Réduction du gaspillage alimentaire et solidarité

Publié le 16/10/2017

L’ADEME soutient les associations pour faciliter la logistique du don et accroître la redistribution des produits frais

A l’occasion de la journée nationale de lutte contre le gaspillage alimentaire organisée le 16 octobre, l’ADEME dresse le bilan des aides financières versées sur l’année écoulée (1 million d’euros) aux quatre principales associations d’aide alimentaire : le Secours populaire français, la Croix-Rouge française, les Banques Alimentaires et les Restos du Cœur. Ce soutien exceptionnel a permis de renforcer la bonne conservation des denrées et les capacités de collectes partout sur le territoire français. Les personnes en difficulté ont ainsi accès à des produits plus diversifiés dont des produits frais de bonne qualité.

Objectif : réduire de moitié le gaspillage alimentaire à l’horizon 2025

La loi de février 2016 relative à la lutte contre le gaspillage alimentaire oblige les grandes surfaces à transformer ou donner leurs invendus encore consommables aux associations habilitées. Si cette pratique se faisait déjà, mais insuffisamment, cette disposition génère un afflux de dons supplémentaires qui pose des défis d’organisation et de logistique pour les associations.

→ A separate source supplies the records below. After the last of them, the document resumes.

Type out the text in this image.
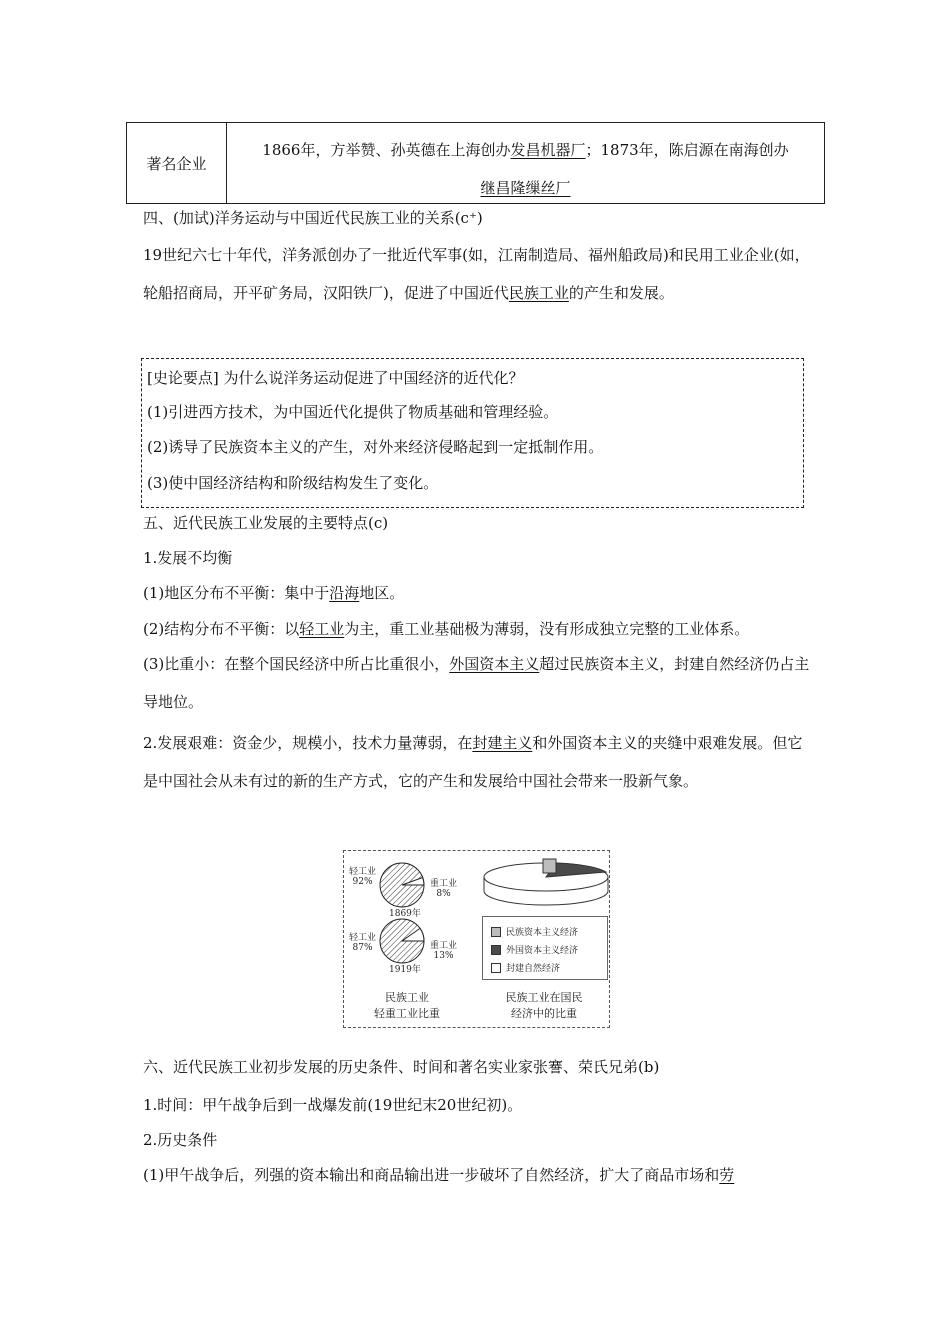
著名企业
1866年，方举赞、孙英德在上海创办发昌机器厂；1873年，陈启源在南海创办
继昌隆缫丝厂
四、(加试)洋务运动与中国近代民族工业的关系(c⁺)
19世纪六七十年代，洋务派创办了一批近代军事(如，江南制造局、福州船政局)和民用工业企业(如，轮船招商局，开平矿务局，汉阳铁厂)，促进了中国近代民族工业的产生和发展。
[史论要点] 为什么说洋务运动促进了中国经济的近代化？
(1)引进西方技术，为中国近代化提供了物质基础和管理经验。
(2)诱导了民族资本主义的产生，对外来经济侵略起到一定抵制作用。
(3)使中国经济结构和阶级结构发生了变化。
五、近代民族工业发展的主要特点(c)
1.发展不均衡
(1)地区分布不平衡：集中于沿海地区。
(2)结构分布不平衡：以轻工业为主，重工业基础极为薄弱，没有形成独立完整的工业体系。
(3)比重小：在整个国民经济中所占比重很小，外国资本主义超过民族资本主义，封建自然经济仍占主导地位。
2.发展艰难：资金少，规模小，技术力量薄弱，在封建主义和外国资本主义的夹缝中艰难发展。但它是中国社会从未有过的新的生产方式，它的产生和发展给中国社会带来一股新气象。
轻工业
92%	重工业
8%
1869年
轻工业
87%	重工业
13%
1919年
民族资本主义经济
外国资本主义经济
封建自然经济
民族工业
轻重工业比重
民族工业在国民
经济中的比重
六、近代民族工业初步发展的历史条件、时间和著名实业家张謇、荣氏兄弟(b)
1.时间：甲午战争后到一战爆发前(19世纪末20世纪初)。
2.历史条件
(1)甲午战争后，列强的资本输出和商品输出进一步破坏了自然经济，扩大了商品市场和劳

Pour faciliter le travail des associations, l’ADEME a apporté un soutien financier d’un million d’euros à quatre associations d’aide alimentaire : les Banques Alimentaires, les Restos du Cœur, le Secours populaire et la Croix-Rouge française.
Les aides ont principalement permis d’acquérir des équipements nécessaires pour :

  • Assurer la maîtrise de la chaîne du froid (équipements frigorifiques et de réfrigération)
  • Pouvoir aller récupérer des produits dans le plus grand nombre de grandes surfaces possibles (véhicules)
  • Pouvoir stocker sur place dans de bonnes conditions (chambre de tri, containers, transpalette, rayonnages, etc…)

Une redistribution des denrées sur le territoire et des produits plus frais

L’aide de l’ADEME a notamment permis aux quatre associations d’acquérir des équipements frigorifiques et de stockage pour les antennes locales des associations en région. Ils facilitent la logistique de la redistribution, notamment dans les villes moyennes et les zones rurales disposant de moins d’infrastructures.
Ainsi, les Banques Alimentaires ont pu équiper 31 entrepôts répartis dans 13 régions françaises et 2 départements d’Outre-Mer. Pour la Croix-Rouge française, ce sont 8 antennes locales réparties dans 6 régions qui ont pu être équipées. L’association a ainsi constaté une augmentation de 15% à 20% des volumes ramassés entre 2016 et 2017. Les Restos du Cœur notent quant à eux que l’aide de l’ADEME répond à un réel besoin : 11 projets répartis dans 8 régions ont été cofinancés et ont permis d’acquérir 11 véhicules frigorifiques. Ils estiment que le besoin de renouvellement du parc de véhicules pour assurer la ramasse est de 40 camions par an. Pour le Secours populaire français, cette aide a permis d’équiper 15 départements en véhicules avec caissons isothermes, camions frigorifiques ou chambres froides et a également contribué à renforcer la première antenne d’aide alimentaire dédiée aux produits frais ouverte à Paris. Celle-ci répond à un besoin important des personnes accompagnées d’avoir accès à des produits plus fragiles mais essentiels au bon équilibre alimentaire (viandes, poissons, fruits et légumes, laitages…). Le développement de la ramasse nécessite des investissements estimés à plus de 1,5 millions d’euros pour le Secours populaire français.